Mavic responds to wheel collapse article
MAVIC’S RESPONSE TO VELONEWS ARTICLE PUBLISHED JUNE 9, 2009This letter is to address Ben Delaney’s article 'A Shattering Experience' posted on Velonews.com on June 9, 2009. We thank VeloNews for their continued help in investigating this accident and giving us the opportunity to respond.
Editor’s Note: On June 9, VeloNews editor in chief Ben Delaney reported on the failure of a Mavic R-Sys front wheel in a Boulder criterium. The following is Mavic’s response to that article.
MAVIC’S RESPONSE TO VELONEWS ARTICLE PUBLISHED JUNE 9, 2009
This letter is to address Ben Delaney’s article ‘A Shattering Experience’ posted on Velonews.com on June 9, 2009. We thank VeloNews for their continued help in investigating this accident and giving us the opportunity to respond.
The staff at Mavic has long been a fan of VeloNews and their integrity in journalism in coverage of bicycle racing and bike products. However, we feel that Mr. Delaney’s recent coverage and conclusion of his crash at a Boulder criterium on May 17 is premature and does not disclose all the details of the situation.
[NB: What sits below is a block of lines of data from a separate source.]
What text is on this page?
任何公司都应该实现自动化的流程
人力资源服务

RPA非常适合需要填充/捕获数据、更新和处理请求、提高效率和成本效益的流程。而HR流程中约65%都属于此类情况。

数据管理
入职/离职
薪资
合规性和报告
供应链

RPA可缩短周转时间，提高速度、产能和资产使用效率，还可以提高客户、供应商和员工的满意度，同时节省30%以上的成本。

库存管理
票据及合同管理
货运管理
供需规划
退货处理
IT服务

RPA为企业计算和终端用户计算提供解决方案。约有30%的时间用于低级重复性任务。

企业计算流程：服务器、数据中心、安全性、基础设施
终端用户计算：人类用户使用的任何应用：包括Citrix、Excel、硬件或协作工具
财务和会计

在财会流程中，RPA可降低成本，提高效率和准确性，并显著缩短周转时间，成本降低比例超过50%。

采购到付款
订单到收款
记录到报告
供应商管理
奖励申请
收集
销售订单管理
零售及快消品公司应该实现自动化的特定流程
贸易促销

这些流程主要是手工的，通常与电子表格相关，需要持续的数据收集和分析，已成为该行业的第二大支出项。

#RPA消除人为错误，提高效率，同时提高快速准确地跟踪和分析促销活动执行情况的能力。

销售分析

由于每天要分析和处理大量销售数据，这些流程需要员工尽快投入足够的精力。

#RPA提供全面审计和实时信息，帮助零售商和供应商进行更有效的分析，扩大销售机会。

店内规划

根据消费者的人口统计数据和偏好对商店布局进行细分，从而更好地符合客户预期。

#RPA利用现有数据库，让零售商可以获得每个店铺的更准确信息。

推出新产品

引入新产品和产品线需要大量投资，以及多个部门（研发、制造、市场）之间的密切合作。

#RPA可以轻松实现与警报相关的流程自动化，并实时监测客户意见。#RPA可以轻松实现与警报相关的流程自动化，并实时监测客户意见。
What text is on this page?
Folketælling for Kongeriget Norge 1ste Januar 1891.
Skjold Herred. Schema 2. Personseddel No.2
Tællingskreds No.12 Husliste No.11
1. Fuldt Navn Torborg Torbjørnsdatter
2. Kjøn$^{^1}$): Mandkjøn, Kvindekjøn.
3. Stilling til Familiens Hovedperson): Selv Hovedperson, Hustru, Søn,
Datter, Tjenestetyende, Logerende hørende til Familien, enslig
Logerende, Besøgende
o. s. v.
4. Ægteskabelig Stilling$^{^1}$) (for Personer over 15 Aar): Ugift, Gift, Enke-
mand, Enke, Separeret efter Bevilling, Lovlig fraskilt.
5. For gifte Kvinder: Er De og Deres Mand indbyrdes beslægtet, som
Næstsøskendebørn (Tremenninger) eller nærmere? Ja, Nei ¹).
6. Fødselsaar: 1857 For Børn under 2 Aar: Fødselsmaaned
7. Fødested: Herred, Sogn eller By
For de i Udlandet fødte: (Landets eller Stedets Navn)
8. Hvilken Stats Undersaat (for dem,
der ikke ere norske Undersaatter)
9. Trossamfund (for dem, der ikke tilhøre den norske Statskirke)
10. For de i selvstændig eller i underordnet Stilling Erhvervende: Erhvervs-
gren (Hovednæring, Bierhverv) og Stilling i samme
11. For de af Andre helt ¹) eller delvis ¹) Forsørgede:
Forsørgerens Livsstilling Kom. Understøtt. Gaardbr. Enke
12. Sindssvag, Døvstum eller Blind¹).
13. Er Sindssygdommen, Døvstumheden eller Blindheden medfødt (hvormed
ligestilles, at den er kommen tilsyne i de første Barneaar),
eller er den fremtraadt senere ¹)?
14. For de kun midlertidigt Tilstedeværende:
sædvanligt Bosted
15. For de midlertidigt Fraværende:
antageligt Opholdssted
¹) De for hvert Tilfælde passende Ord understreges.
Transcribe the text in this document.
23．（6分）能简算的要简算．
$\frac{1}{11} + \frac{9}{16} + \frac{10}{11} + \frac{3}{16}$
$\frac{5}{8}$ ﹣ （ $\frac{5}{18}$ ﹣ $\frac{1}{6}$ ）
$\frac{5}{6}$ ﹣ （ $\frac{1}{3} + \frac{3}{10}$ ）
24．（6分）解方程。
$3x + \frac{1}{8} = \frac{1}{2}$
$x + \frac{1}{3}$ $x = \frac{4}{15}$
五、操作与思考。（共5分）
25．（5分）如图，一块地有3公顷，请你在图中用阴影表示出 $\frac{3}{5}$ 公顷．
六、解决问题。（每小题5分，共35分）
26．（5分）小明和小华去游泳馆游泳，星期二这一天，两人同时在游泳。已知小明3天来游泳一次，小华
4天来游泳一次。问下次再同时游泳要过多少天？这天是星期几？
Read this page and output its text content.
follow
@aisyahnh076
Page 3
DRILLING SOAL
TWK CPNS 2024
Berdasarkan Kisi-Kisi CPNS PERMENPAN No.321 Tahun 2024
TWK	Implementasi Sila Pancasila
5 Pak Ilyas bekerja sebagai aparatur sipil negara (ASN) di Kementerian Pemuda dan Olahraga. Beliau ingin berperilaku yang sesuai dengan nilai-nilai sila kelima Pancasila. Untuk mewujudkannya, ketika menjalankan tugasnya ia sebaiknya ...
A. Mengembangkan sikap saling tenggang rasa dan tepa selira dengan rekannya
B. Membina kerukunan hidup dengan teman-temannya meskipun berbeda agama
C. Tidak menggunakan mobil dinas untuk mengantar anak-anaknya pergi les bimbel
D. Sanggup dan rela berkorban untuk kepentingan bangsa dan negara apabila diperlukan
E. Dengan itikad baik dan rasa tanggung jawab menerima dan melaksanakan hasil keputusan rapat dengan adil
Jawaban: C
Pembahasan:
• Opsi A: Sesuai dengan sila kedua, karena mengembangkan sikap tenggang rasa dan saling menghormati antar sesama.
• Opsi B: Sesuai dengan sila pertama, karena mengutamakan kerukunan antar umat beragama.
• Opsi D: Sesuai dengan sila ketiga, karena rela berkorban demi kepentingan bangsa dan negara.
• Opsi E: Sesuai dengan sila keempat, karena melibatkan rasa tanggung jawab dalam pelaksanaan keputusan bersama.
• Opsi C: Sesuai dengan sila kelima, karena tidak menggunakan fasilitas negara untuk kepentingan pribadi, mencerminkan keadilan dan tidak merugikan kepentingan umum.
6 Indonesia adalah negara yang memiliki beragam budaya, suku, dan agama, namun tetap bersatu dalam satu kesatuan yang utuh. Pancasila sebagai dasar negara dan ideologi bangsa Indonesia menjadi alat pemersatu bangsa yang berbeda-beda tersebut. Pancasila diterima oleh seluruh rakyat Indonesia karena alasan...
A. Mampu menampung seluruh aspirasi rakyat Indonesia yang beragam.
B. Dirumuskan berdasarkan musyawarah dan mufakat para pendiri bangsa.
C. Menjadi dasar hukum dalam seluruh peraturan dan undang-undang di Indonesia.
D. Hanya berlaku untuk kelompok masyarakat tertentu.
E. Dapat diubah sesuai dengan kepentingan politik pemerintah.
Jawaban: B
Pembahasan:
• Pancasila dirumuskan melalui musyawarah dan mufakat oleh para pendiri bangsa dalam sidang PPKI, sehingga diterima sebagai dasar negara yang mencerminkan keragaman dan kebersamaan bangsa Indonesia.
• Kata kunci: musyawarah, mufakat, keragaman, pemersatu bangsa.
Mavic has tested the performance of the new R-sys wheel and Tracomp technology through lab testing, field testing and ProTour testing. These tests confirm the performance and safety of the new R-sys front wheel.
Carbon acts differently in a crash situation than steel or aluminum, but all bike components can be pushed to failure with enough force.
Mavic believes that the cause of the accident has not yet been determined. There are several key facts which may indicate that the cause of the accident was not the failure of the Mavic wheel. Those facts and preliminary indications are explained in more detail below.
Initial Inspection of the Bike
The Mavic Engineering Team saw in Boulder:
– That the R-SYS front wheel had ovalized and the spokes had broken
– That the tire had separated from the wheel
– That the valve of the tire tube had been sheared off
– That the bike frame had broken on the main tube
The tire, the tube and the frame were not Mavic products.
Fact: There were no significant scratches or dents to the metal alloy inserts on the hub of the wheel, nor to the quick release mechanism which is inserted into the hub.
Preliminary Indication: If the spokes of the wheel had simply failed while the cyclist was riding, then the fork would have dropped straight down with the hub secured in the fork. Under such circumstances, the hub should show evidence of a severe impact, which is not the case here.
Fact: There is photographic evidence that the tire separated from the rim of the wheel. The tire was a clincher tire.
As support, attached with this letter is a picture taken by a photographer at the scene of the accident. One can see the significant section of the tire which has separated from the rim of the wheel.
Preliminary Indication: A failed tire or a puncture could have caused the cyclist to instantly lose control of the bike, resulting in a crash event involving the subsequent breakage of the wheel. On May 26, the Mavic Engineering Team requested the opportunity to conduct specialized testing on the tire at an independent testing lab in Belgium. As of this date, Mavic has not yet received the tire from Mr. Delaney. Mavic understands that the tire is currently being shipped to Mavic for such independent testing purposes.
The inner tube
Fact: The valve stem is missing. One can see on the picture attached the location of the hole in the rim where the valve stem to the tire should be.
Preliminary Indications: The shearing of the valve stem would occur under conditions where the tire moves, slides or fails, and the wheel rim continues to rotate slightly relative to the tire, cutting the stem. The forces needed to generate such an event would require that the integrity of the wheel (meaning hub connected to the rim by the spokes) had not yet been compromised at the moment the shearing occurred.
Fact: The frame is made of carbon. The horizontal tube under the chest of the cyclist is broken. The fork (also made of carbon) is not broken and shows no evidence of scratches or impact.
Preliminary Indications: If the horizontal tube broke before the incident, this could have caused the loss of control and the crash event. Also, evidence of impact or damage to the fork would likely be present if the incident was caused by a failure of the spokes.
Determining the cause of crash and the order in which things failed during the crash is under investigation at the moment.
Mavic takes seriously the rider’s accident in this matter, and the investigation into the causes of this wheel, tire, inner tube or frame failure continues. There are several key facts which may indicate that the cause of the accident was not the failure of the Mavic wheel.